Der ausdrückliche Wille zur Textgestaltung, zur literarischen Ausformung, ist Zeugnis an sich: Es belegt die Interpretation der eigenen Erfahrung als Weltenende, als eines präzedenzlosen Ereignisses, über das eventuell gar keine Nachgeborenen mehr schreiben können - oder nur die der deutschen "Teufel". Gerade deshalb war es Gradowski wichtig, neben der Dokumentation des Verbrechens seine potenzielle Leserschaft auch anzusprechen; das macht er ganz direkt mit einer Anrede des Lesers, aber eben auch durch intellektuelle Referenzen und die Ausgestaltung des Textes.

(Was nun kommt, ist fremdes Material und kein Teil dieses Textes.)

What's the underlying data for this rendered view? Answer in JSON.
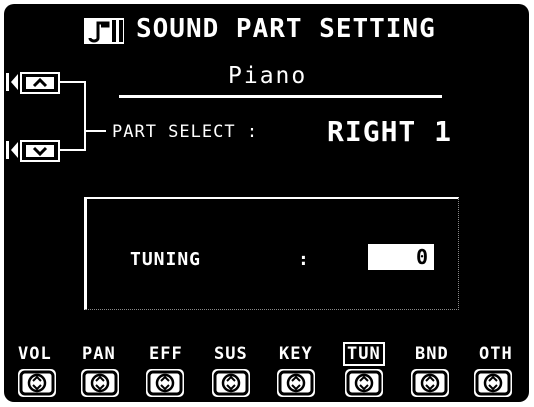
{
  "title": "SOUND PART SETTING",
  "voice_name": "Piano",
  "part_select": {
    "label": "PART SELECT :",
    "value": "RIGHT 1"
  },
  "tuning": {
    "label": "TUNING",
    "colon": ":",
    "value": "0"
  },
  "tabs": [
    {
      "label": "VOL",
      "selected": false
    },
    {
      "label": "PAN",
      "selected": false
    },
    {
      "label": "EFF",
      "selected": false
    },
    {
      "label": "SUS",
      "selected": false
    },
    {
      "label": "KEY",
      "selected": false
    },
    {
      "label": "TUN",
      "selected": true
    },
    {
      "label": "BND",
      "selected": false
    },
    {
      "label": "OTH",
      "selected": false
    }
  ],
  "icons": {
    "title": "music-part-icon",
    "up": "up-arrow-icon",
    "down": "down-arrow-icon",
    "knob": "up-down-knob-icon"
  },
  "colors": {
    "background": "#000000",
    "foreground": "#ffffff"
  }
}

Was Kalisky liefert, ist nicht weniger als die Dechiffrierung eines Holocaust-Epos, das auf einer Stufe mit den Werken Jizchak Katzenelsons [2] oder Mordechaj Gebirtigs [3] steht. Es gibt literarische Auskunft über die Vernichtung des osteuropäischen Judentums, im Bewusstsein des sicheren Todes, ohne vom Eindruck des Überlebens überformt zu sein. Das alles präzise herausgearbeitet und analysiert zu haben, parallel zu einer wegweisenden Übersetzung, macht das Buch zu einem Standardwerk der Holocaust-Forschung und belegt eindrucksvoll Notwendigkeit und Bedarf kompetenter Editionen.
Anmerkungen:
[1] Pavel Polian: Briefe aus der Hölle. Die Aufzeichnungen des jüdischen Sonderkommandos Auschwitz, Darmstadt 2019. Vergleiche auch meine Rezension in: Zeitschrift für Ostmitteleuropa-Forschung 69 (2020), 572-574, bzw. in: sehepunkte 21 (2021), Nr. 5, URL: http://www.sehepunkte.de/2021/05/35868.html
[2] Jizchak Katzenelson: Das Lied vom letzten Juden, hg. von Hermann Adler, Zürich 1951, Neuauflage Berlin 1992.
[3] Gertrude Schneider (ed.): Mordechai Gebirtig. His Poetic and Musical Legacy, Westport/CT 2000.